Поколение «все и сразу» (Храбрый) - страница 254

– Слушай…

Рита выдерживает интригующую паузу, покусывая губы и стыдливо, что никак не характерно для нее, направляет взгляд в пол.

– Не хочешь в выходные куда-нибудь выбраться? В кафе, например.

– Рит, я… Не знаю.

– Значит, не хочешь, – прикусив нижнюю губу, она замолкает, отворачивается от меня, а потом, набравшись силами, резко срывается, почти что в угрозе нависая надо мной. – Это все из-за Карины, да?

Не отвечаю, тупой взгляд в пол, как тогда, на прогулке с Кариной. Меня и так переполняют чертовы эмоции. Эмоции – это личности, способные как подбрасывать на седьмое небо счастья, так и убивать самыми жестокими пытками… А пару минут спустя, она сама заговаривает, не смея касаться меня:

– Извини, мне вдруг показалось… Просто ты все время ссоришься со своей малолеткой, как будто желаешь и вовсе от неё избавиться. Ну, что же еще от малолетки ожидать? Ничего серьезного с ней не построить, другое дело мы – сформированные личности, с ценностями, приземленные, умеющие самостоятельно вести быт… А ещё ты порой так смотришь на меня…

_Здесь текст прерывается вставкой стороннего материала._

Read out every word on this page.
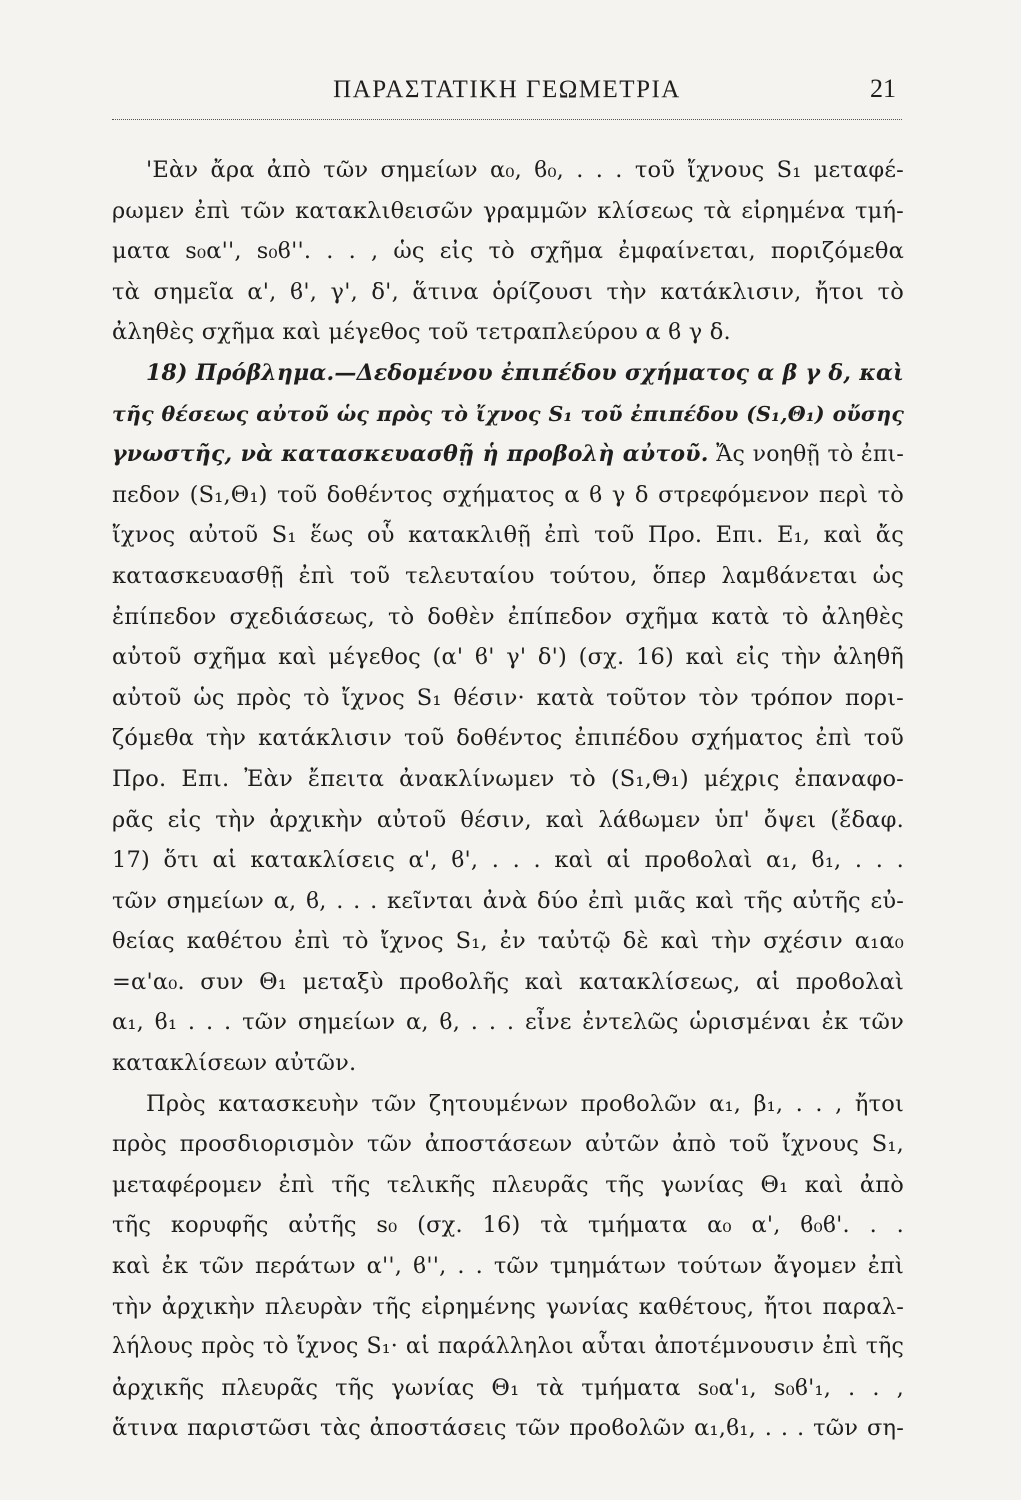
ΠΑΡΑΣΤΑΤΙΚΗ ΓΕΩΜΕΤΡΙΑ	21
'Εὰν ἄρα ἀπὸ τῶν σημείων α₀, ϐ₀, . . . τοῦ ἴχνους S₁ μεταφέ-
ρωμεν ἐπὶ τῶν κατακλιθεισῶν γραμμῶν κλίσεως τὰ εἰρημένα τμή-
ματα s₀α'', s₀ϐ''. . . , ὡς εἰς τὸ σχῆμα ἐμφαίνεται, ποριζόμεθα
τὰ σημεῖα α', ϐ', γ', δ', ἅτινα ὁρίζουσι τὴν κατάκλισιν, ἤτοι τὸ
ἀληθὲς σχῆμα καὶ μέγεθος τοῦ τετραπλεύρου α ϐ γ δ.
18) Πρόβλημα.—Δεδομένου ἐπιπέδου σχήματος α β γ δ, καὶ
τῆς θέσεως αὐτοῦ ὡς πρὸς τὸ ἴχνος S₁ τοῦ ἐπιπέδου (S₁,Θ₁) οὔσης
γνωστῆς, νὰ κατασκευασθῇ ἡ προβολὴ αὐτοῦ. Ἄς νοηθῇ τὸ ἐπι-
πεδον (S₁,Θ₁) τοῦ δοθέντος σχήματος α ϐ γ δ στρεφόμενον περὶ τὸ
ἴχνος αὐτοῦ S₁ ἕως οὗ κατακλιθῇ ἐπὶ τοῦ Προ. Επι. Ε₁, καὶ ἄς
κατασκευασθῇ ἐπὶ τοῦ τελευταίου τούτου, ὅπερ λαμϐάνεται ὡς
ἐπίπεδον σχεδιάσεως, τὸ δοθὲν ἐπίπεδον σχῆμα κατὰ τὸ ἀληθὲς
αὐτοῦ σχῆμα καὶ μέγεθος (α' ϐ' γ' δ') (σχ. 16) καὶ εἰς τὴν ἀληθῆ
αὐτοῦ ὡς πρὸς τὸ ἴχνος S₁ θέσιν· κατὰ τοῦτον τὸν τρόπον πορι-
ζόμεθα τὴν κατάκλισιν τοῦ δοθέντος ἐπιπέδου σχήματος ἐπὶ τοῦ
Προ. Επι. Ἐὰν ἔπειτα ἀνακλίνωμεν τὸ (S₁,Θ₁) μέχρις ἐπαναφο-
ρᾶς εἰς τὴν ἀρχικὴν αὐτοῦ θέσιν, καὶ λάϐωμεν ὑπ' ὄψει (ἔδαφ.
17) ὅτι αἱ κατακλίσεις α', ϐ', . . . καὶ αἱ προϐολαὶ α₁, ϐ₁, . . .
τῶν σημείων α, ϐ, . . . κεῖνται ἀνὰ δύο ἐπὶ μιᾶς καὶ τῆς αὐτῆς εὐ-
θείας καθέτου ἐπὶ τὸ ἴχνος S₁, ἐν ταὐτῷ δὲ καὶ τὴν σχέσιν α₁α₀
=α'α₀. συν Θ₁ μεταξὺ προϐολῆς καὶ κατακλίσεως, αἱ προϐολαὶ
α₁, ϐ₁ . . . τῶν σημείων α, ϐ, . . . εἶνε ἐντελῶς ὡρισμέναι ἐκ τῶν
κατακλίσεων αὐτῶν.
Πρὸς κατασκευὴν τῶν ζητουμένων προϐολῶν α₁, β₁, . . , ἤτοι
πρὸς προσδιορισμὸν τῶν ἀποστάσεων αὐτῶν ἀπὸ τοῦ ἴχνους S₁,
μεταφέρομεν ἐπὶ τῆς τελικῆς πλευρᾶς τῆς γωνίας Θ₁ καὶ ἀπὸ
τῆς κορυφῆς αὐτῆς s₀ (σχ. 16) τὰ τμήματα α₀ α', ϐ₀ϐ'. . .
καὶ ἐκ τῶν περάτων α'', ϐ'', . . τῶν τμημάτων τούτων ἄγομεν ἐπὶ
τὴν ἀρχικὴν πλευρὰν τῆς εἰρημένης γωνίας καθέτους, ἤτοι παραλ-
λήλους πρὸς τὸ ἴχνος S₁· αἱ παράλληλοι αὗται ἀποτέμνουσιν ἐπὶ τῆς
ἀρχικῆς πλευρᾶς τῆς γωνίας Θ₁ τὰ τμήματα s₀α'₁, s₀ϐ'₁, . . ,
ἅτινα παριστῶσι τὰς ἀποστάσεις τῶν προϐολῶν α₁,ϐ₁, . . . τῶν ση-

Какая-то толика правды имелась в ее словах…

– Ни от кого я не пытаюсь избавиться… Но эти постоянные ссоры. Устаешь от них, потому что… Потому что ругань эта убеждает в собственном бессилии.

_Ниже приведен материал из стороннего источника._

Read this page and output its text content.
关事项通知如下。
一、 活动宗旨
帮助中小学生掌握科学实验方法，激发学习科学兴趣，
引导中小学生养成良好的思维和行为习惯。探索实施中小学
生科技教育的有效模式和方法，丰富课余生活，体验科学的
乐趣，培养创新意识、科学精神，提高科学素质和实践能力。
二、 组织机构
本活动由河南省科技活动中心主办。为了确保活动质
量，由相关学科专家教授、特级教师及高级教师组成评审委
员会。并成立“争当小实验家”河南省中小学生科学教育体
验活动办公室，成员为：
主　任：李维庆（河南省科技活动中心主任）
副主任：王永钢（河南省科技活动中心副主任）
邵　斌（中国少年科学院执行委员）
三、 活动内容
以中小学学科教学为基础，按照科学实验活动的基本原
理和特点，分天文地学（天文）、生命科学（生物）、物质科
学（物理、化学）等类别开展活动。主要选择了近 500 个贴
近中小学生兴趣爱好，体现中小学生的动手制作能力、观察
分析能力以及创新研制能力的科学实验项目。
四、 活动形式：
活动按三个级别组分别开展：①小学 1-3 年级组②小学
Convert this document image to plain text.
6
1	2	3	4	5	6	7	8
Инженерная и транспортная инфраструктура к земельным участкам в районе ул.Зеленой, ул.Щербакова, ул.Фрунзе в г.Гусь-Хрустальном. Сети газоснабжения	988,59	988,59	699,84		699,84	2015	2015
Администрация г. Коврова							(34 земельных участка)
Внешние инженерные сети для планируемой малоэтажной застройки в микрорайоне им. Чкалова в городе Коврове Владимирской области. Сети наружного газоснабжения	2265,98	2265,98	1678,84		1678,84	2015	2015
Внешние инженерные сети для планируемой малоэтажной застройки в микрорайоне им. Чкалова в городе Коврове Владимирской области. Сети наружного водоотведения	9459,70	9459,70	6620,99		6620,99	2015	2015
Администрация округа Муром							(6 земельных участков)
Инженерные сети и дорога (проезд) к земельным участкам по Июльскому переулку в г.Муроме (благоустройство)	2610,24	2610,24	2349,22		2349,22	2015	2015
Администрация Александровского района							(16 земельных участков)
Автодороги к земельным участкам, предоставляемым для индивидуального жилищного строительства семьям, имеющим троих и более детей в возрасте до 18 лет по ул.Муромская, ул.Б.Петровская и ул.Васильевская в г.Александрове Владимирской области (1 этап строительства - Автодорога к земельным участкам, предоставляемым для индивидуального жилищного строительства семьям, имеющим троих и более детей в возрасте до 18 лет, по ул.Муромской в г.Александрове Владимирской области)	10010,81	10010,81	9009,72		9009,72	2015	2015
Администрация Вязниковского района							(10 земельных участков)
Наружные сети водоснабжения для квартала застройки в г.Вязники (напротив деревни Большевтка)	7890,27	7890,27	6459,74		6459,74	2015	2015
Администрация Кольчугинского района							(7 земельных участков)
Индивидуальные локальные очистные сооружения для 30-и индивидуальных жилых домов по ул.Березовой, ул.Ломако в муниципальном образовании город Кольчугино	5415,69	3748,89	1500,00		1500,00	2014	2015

– Бессилии? По-моему, этот термин создан точно не для вас, доктор. Так что странно…

– И правда, странно, – задумчиво поддакиваю я, радуясь, что она ни сном ни духом не ведает о моей жизни среди нищеты. – И как же это я на тебя смотрю?

– Ну, как бы тебе объяснить?

– Ага, виляешь хвостом!

– Ну нет… Ладно, – резко переключается она на холодную серьезность, – там пришли.

Она поднимается и уходит, плотно закрывая за собой дверь. Но я-то знаю, что никто в клинику не явился…


Донимает такая мучительная тоска, что находиться дома сил более нет. После первой страницы книги сразу же клонит в сон, старания взбодрится проходят напрасно. Над одним предложением собственного сочинения я сижу десятки минут, пытаясь хоть что-то выдавить. Строчки переписываю по несколько раз, но ничего толком не выходит. Я распахиваю настежь окно – лучше не становится даже спустя двадцать минут. С улицы доносится привычный шум, разве что не слышно детских возгласов с площадки. Смрад духоты оглушает… Я подступаю к подоконнику, высовываю голову из окна: площадка все пустует и пустует…

В такую жару невольно придаешь больше ценности зимнему периоду. Кашемировый свитер, чай с лимоном и сахаром, блокнот и карандаш, бедная квартирка… Совокупность этих обстоятельств ассоциируется у меня с Эрнестом Хемингуэем, и, пожалуй, именно они и есть единственная причина любить снежное время.